When a reporter asked her if she was crazy, she could only reply, "No, but I'm just crazy in love with him."
Psychologists say that Quynh Maldonado is not necessarily mentally ill, and her "rescue fantasy" is quite common -- and not just among young women, but among those of all ages, including men and both homosexuals as well as heterosexuals.
"It is sort of crazy," said Ann Rosen Spector, a clinical psychologist and adjunct professor at Rutgers University in New Jersey. "You have to look at the reality TV shows and everyone wants to be famous or want to be a star or take themselves out of the ordinary."
"But the other thing to look at is the illusion of the rescue fantasy," said Spector. "She believes he is guilty or knows he is guilty and may believe she is the person who can save him."
"This is someone who is not very grounded in reality," she said. "It's like asking the women who dated O.J. [Simpson] after his [murder] trial if they were concerned. Yes, he was acquitted but weren't they worried about their own safety?"
Spector said people of all ages develop "huge crushes," especially if they have not had good luck with past relationships. They meet someone once and fantasize about "their whole future," she said.
That may have been the case with Quynh Maldonado, who was only 17 at the time of the mall shooting, a chaotic melee that lasted several hours and was shown on television.
Swarms of SWAT teams entered the mall as frightened families waited outside for their loved ones. Others, inside the mall, heard the sound of firing from two guns.
Dominick, now 25, was convicted of 15 crimes, including attempted murder, assault and kidnapping. The first 61 years of his sentence were imposed as a special sentence for gun crimes, which cannot be reduced for good behavior.
At the trial he argued that he was suffering from a mental disorder and could not be held accountable for the crime.
Soon after that, Quynh Maldonado began writing him at the Clallam Bay Prison, sending him topless photos of herself. "I just felt so madly in love with him," she said.
By spring 2007, the couple was married in a small wedding at the prison. Since then, their marriage has been confined to photos, telephone calls, letters and occasional face-to-face visits. Conjugal visits are banned for the first three years.
"I won't ever let go, not today, not any day, and like I promise -- I love him so much," she said.
Quynh Maldonado, who dropped out of high school in the ninth grade, has never been employed. She has never had any boyfriends and until she fell for her husband, she had only one other close relationship -- with her Siamese cat.
"I don't feel like Dom is taking its place," she said. "It is just that Dom is another love of my life, basically -- but in a human way."
Dominick Maldonado Attempts Escape
Just this month, Dominick Maldonado staged an prison break, holding scissors to a guard's throat while a fellow inmate broke through the prison door and security fences with a forklift. A guard was shot and killed.
"I guess from what I've heard he just wanted to see me," said Quynh Maldonado. "At the same time, if he did it for love then I guess I shouldn't really be that mad about it."
Now, her husband has been moved to maximum security at Stafford Creek Corrections Center near Aberdeen and may not get to see his wife for another year.
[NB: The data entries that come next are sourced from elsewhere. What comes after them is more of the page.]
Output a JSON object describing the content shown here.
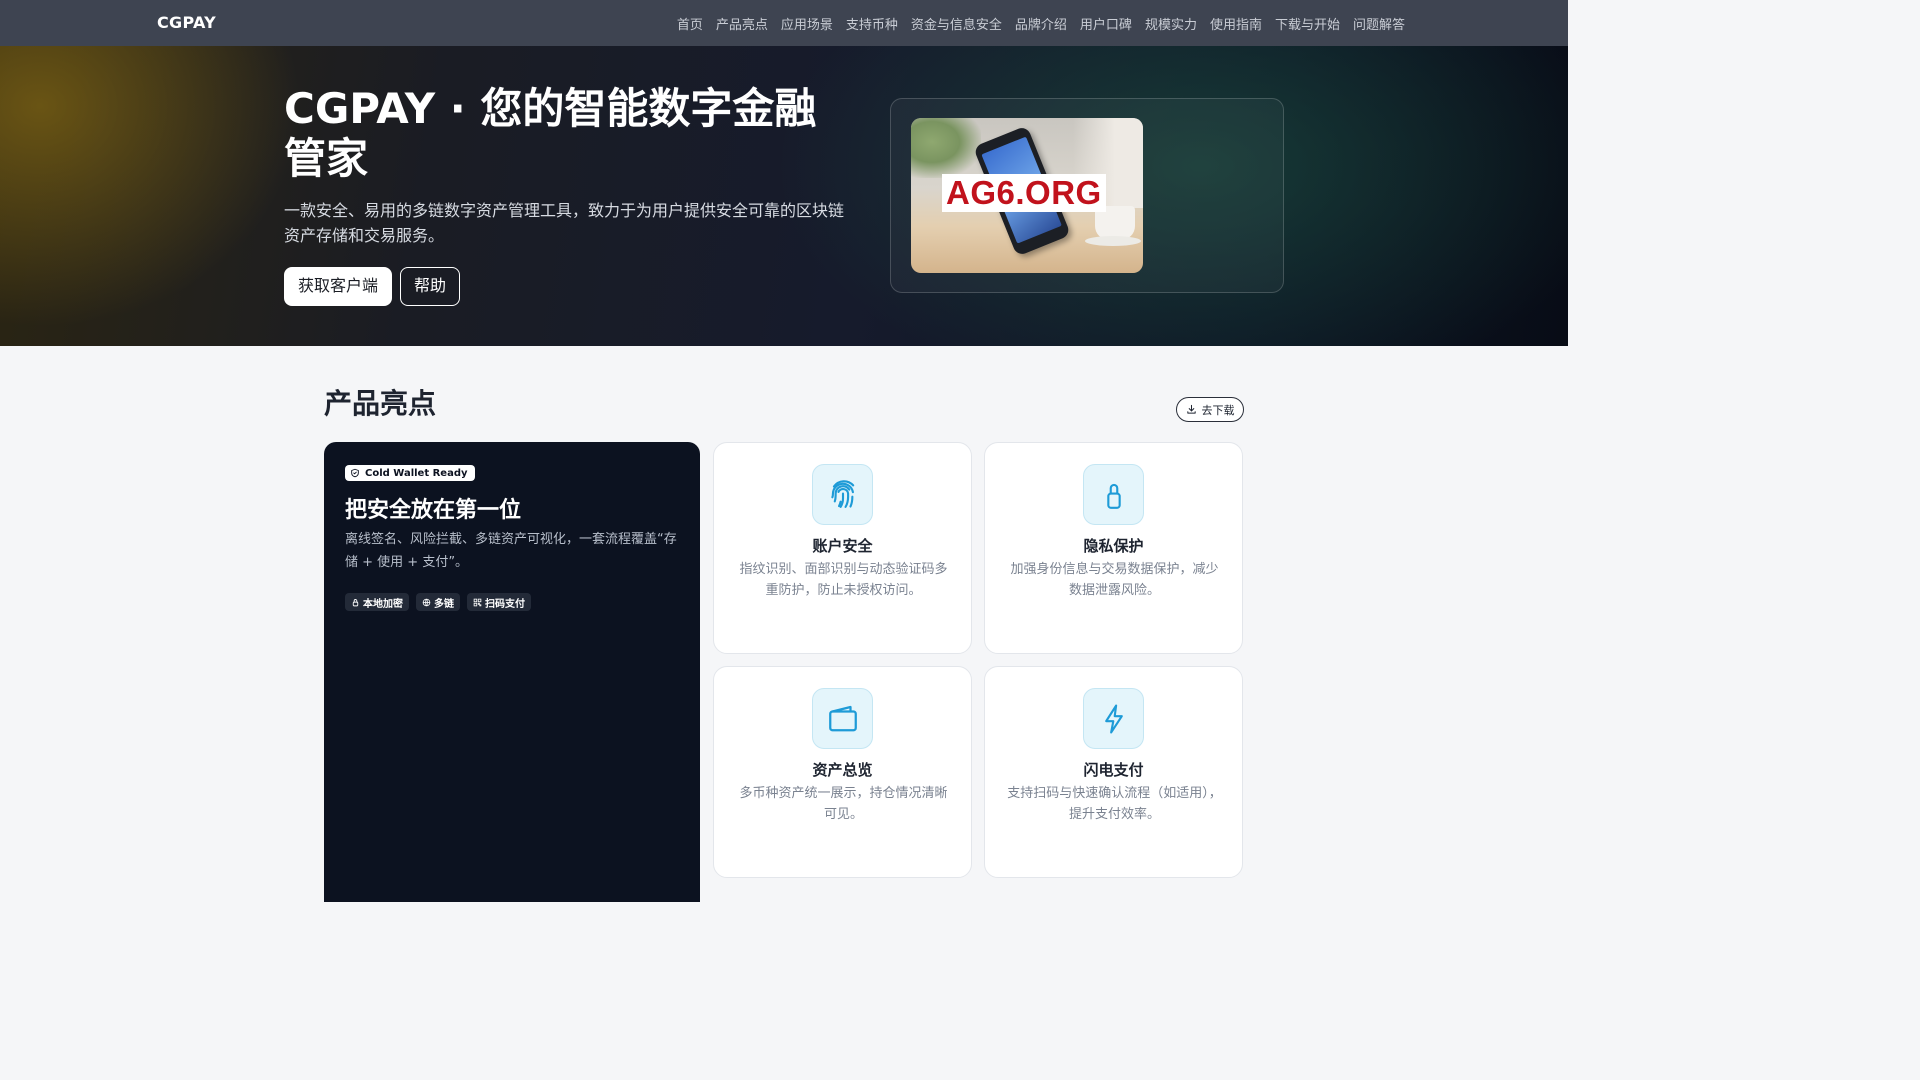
{
  "brand": "CGPAY",
  "nav": [
    "首页",
    "产品亮点",
    "应用场景",
    "支持币种",
    "资金与信息安全",
    "品牌介绍",
    "用户口碑",
    "规模实力",
    "使用指南",
    "下载与开始",
    "问题解答"
  ],
  "hero": {
    "title": "CGPAY · 您的智能数字金融管家",
    "subtitle": "一款安全、易用的多链数字资产管理工具，致力于为用户提供安全可靠的区块链资产存储和交易服务。",
    "primary_button": "获取客户端",
    "secondary_button": "帮助",
    "image_label": "AG6.ORG"
  },
  "highlights": {
    "title": "产品亮点",
    "download_label": "去下载",
    "featured": {
      "badge": "Cold Wallet Ready",
      "title": "把安全放在第一位",
      "desc": "离线签名、风险拦截、多链资产可视化，一套流程覆盖“存储 + 使用 + 支付”。",
      "chips": [
        "本地加密",
        "多链",
        "扫码支付"
      ]
    },
    "features": [
      {
        "icon": "fingerprint-icon",
        "title": "账户安全",
        "desc": "指纹识别、面部识别与动态验证码多重防护，防止未授权访问。"
      },
      {
        "icon": "lock-icon",
        "title": "隐私保护",
        "desc": "加强身份信息与交易数据保护，减少数据泄露风险。"
      },
      {
        "icon": "wallet-icon",
        "title": "资产总览",
        "desc": "多币种资产统一展示，持仓情况清晰可见。"
      },
      {
        "icon": "lightning-icon",
        "title": "闪电支付",
        "desc": "支持扫码与快速确认流程（如适用），提升支付效率。"
      }
    ]
  },
  "colors": {
    "accent": "#1e9bd7",
    "dark_card": "#0c1220",
    "nav_bg": "#3e4451"
  }
}
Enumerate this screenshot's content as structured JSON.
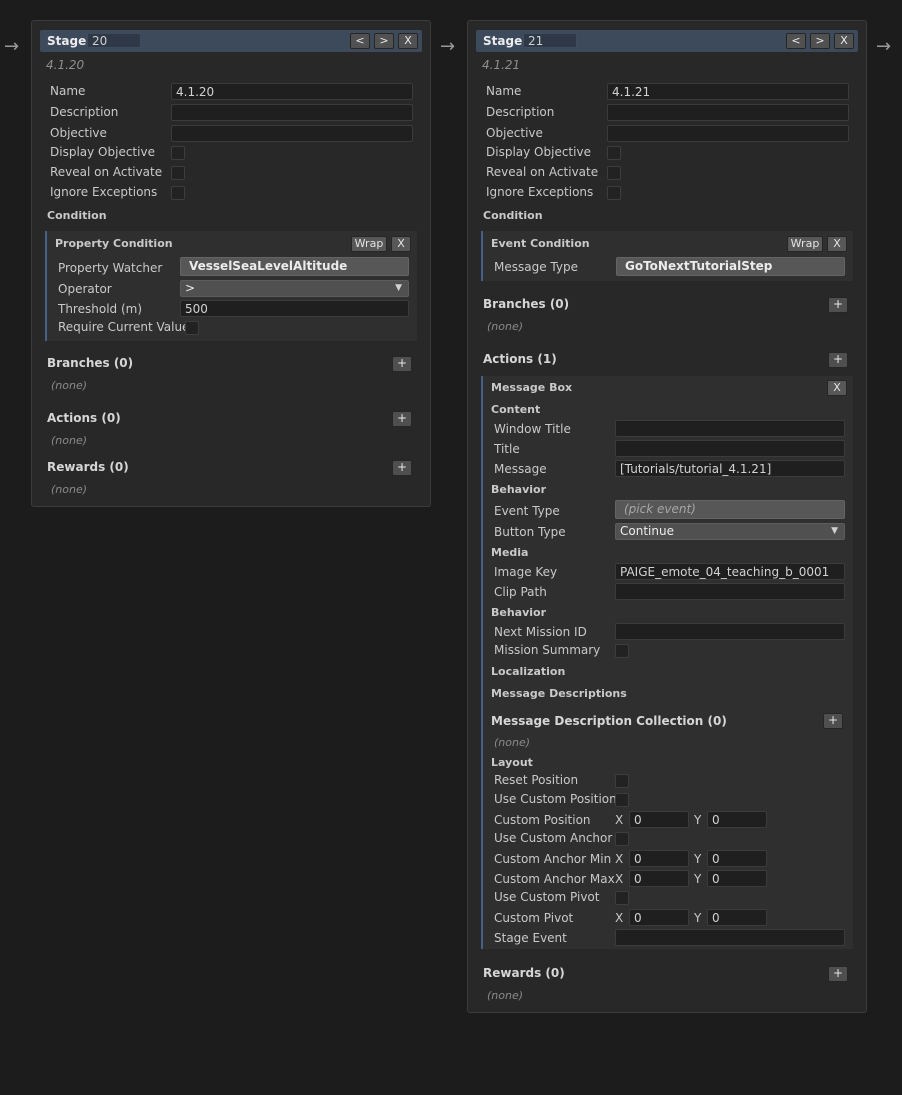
{
  "labels": {
    "stage": "Stage",
    "name": "Name",
    "description": "Description",
    "objective": "Objective",
    "display_objective": "Display Objective",
    "reveal_on_activate": "Reveal on Activate",
    "ignore_exceptions": "Ignore Exceptions",
    "condition": "Condition",
    "wrap": "Wrap",
    "remove": "X",
    "prev": "<",
    "next": ">",
    "add": "+",
    "none": "(none)"
  },
  "stage1": {
    "number": "20",
    "id": "4.1.20",
    "name": "4.1.20",
    "description": "",
    "objective": "",
    "condition": {
      "title": "Property Condition",
      "property_watcher_label": "Property Watcher",
      "property_watcher": "VesselSeaLevelAltitude",
      "operator_label": "Operator",
      "operator": ">",
      "threshold_label": "Threshold (m)",
      "threshold": "500",
      "require_current_label": "Require Current Value"
    },
    "branches": "Branches (0)",
    "actions": "Actions (0)",
    "rewards": "Rewards (0)"
  },
  "stage2": {
    "number": "21",
    "id": "4.1.21",
    "name": "4.1.21",
    "description": "",
    "objective": "",
    "condition": {
      "title": "Event Condition",
      "message_type_label": "Message Type",
      "message_type": "GoToNextTutorialStep"
    },
    "branches": "Branches (0)",
    "actions": "Actions (1)",
    "message_box": {
      "title": "Message Box",
      "content": "Content",
      "window_title_label": "Window Title",
      "window_title": "",
      "title_label": "Title",
      "title_value": "",
      "message_label": "Message",
      "message": "[Tutorials/tutorial_4.1.21]",
      "behavior": "Behavior",
      "event_type_label": "Event Type",
      "event_type_placeholder": "(pick event)",
      "button_type_label": "Button Type",
      "button_type": "Continue",
      "media": "Media",
      "image_key_label": "Image Key",
      "image_key": "PAIGE_emote_04_teaching_b_0001",
      "clip_path_label": "Clip Path",
      "clip_path": "",
      "behavior2": "Behavior",
      "next_mission_label": "Next Mission ID",
      "next_mission": "",
      "mission_summary_label": "Mission Summary",
      "localization": "Localization",
      "message_descriptions": "Message Descriptions",
      "collection": "Message Description Collection (0)",
      "layout": "Layout",
      "reset_position_label": "Reset Position",
      "use_custom_position_label": "Use Custom Position",
      "custom_position_label": "Custom Position",
      "use_custom_anchor_label": "Use Custom Anchor",
      "custom_anchor_min_label": "Custom Anchor Min",
      "custom_anchor_max_label": "Custom Anchor Max",
      "use_custom_pivot_label": "Use Custom Pivot",
      "custom_pivot_label": "Custom Pivot",
      "stage_event_label": "Stage Event",
      "stage_event": "",
      "x_label": "X",
      "y_label": "Y",
      "custom_position": {
        "x": "0",
        "y": "0"
      },
      "custom_anchor_min": {
        "x": "0",
        "y": "0"
      },
      "custom_anchor_max": {
        "x": "0",
        "y": "0"
      },
      "custom_pivot": {
        "x": "0",
        "y": "0"
      }
    },
    "rewards": "Rewards (0)"
  },
  "icons": {
    "arrow": "arrow-right-icon"
  }
}
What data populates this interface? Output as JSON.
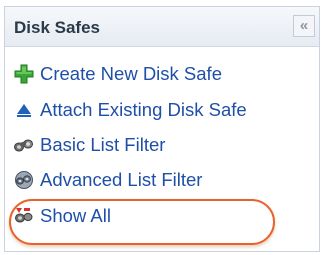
{
  "panel": {
    "title": "Disk Safes",
    "collapse_glyph": "«"
  },
  "menu": {
    "items": [
      {
        "label": "Create New Disk Safe",
        "icon": "green-plus-icon"
      },
      {
        "label": "Attach Existing Disk Safe",
        "icon": "blue-eject-triangle-icon"
      },
      {
        "label": "Basic List Filter",
        "icon": "binoculars-icon"
      },
      {
        "label": "Advanced List Filter",
        "icon": "advanced-filter-binoculars-icon"
      },
      {
        "label": "Show All",
        "icon": "show-all-binoculars-icon"
      }
    ]
  },
  "colors": {
    "link": "#1f4fa8",
    "highlight_ring": "#e8632c",
    "header_text": "#2b3a4a"
  }
}
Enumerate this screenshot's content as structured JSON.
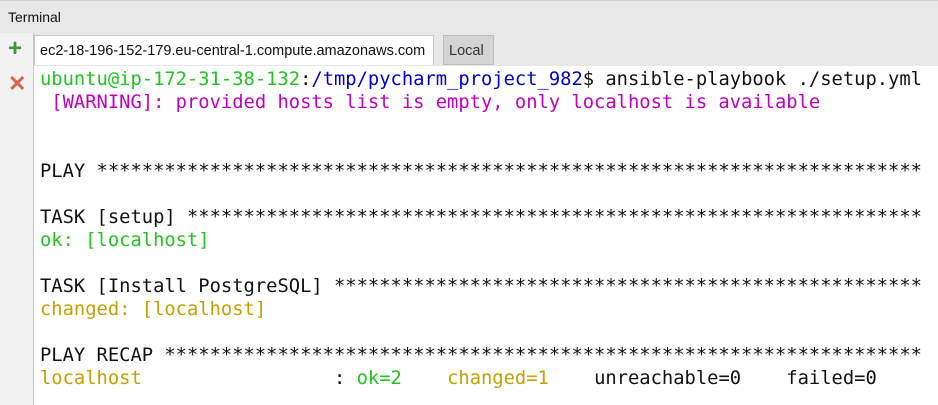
{
  "window": {
    "title": "Terminal"
  },
  "sidebar": {
    "new_session_icon": "+",
    "close_session_icon": "✕"
  },
  "tabs": [
    {
      "label": "ec2-18-196-152-179.eu-central-1.compute.amazonaws.com"
    },
    {
      "label": "Local"
    }
  ],
  "terminal": {
    "prompt_user": "ubuntu@ip-172-31-38-132",
    "prompt_sep": ":",
    "prompt_path": "/tmp/pycharm_project_982",
    "prompt_command": "$ ansible-playbook ./setup.yml",
    "warning": " [WARNING]: provided hosts list is empty, only localhost is available",
    "play": "PLAY *************************************************************************",
    "task_setup": "TASK [setup] *****************************************************************",
    "task_setup_result": "ok: [localhost]",
    "task_install": "TASK [Install PostgreSQL] ****************************************************",
    "task_install_result": "changed: [localhost]",
    "recap": "PLAY RECAP *******************************************************************",
    "recap_host": "localhost",
    "recap_colon": "                 : ",
    "recap_ok": "ok=2",
    "recap_changed": "changed=1",
    "recap_unreachable": "unreachable=0",
    "recap_failed": "failed=0"
  },
  "colors": {
    "green": "#22c322",
    "blue": "#0000d0",
    "magenta": "#c000c0",
    "yellow": "#c4a000"
  }
}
"It's sad, a very sad situation," said Pepper Schwartz, a professor of sociology at the University of Washington, who has written 16 books on love and relationships.
She said women who look for relationships with inmates are more common than thought. "They usually don't have much going on that's good in their life," said Schwartz. "They need a fantasy escape from their life."
But the fantasy can have a dark side. "Oh my God there's so much danger," she said. "I mean, sometimes then the person gets a heroic picture of themselves, they try to help the person break out."
Psychologist Spector agrees: "People love fairy tales about the girl turning the guy around. They have illusions of the perfect love and people embroider their own fantasy and leave the facts out that don't fit in."
"I don't know what her relationship history is," she said. "Maybe he's better than nothing."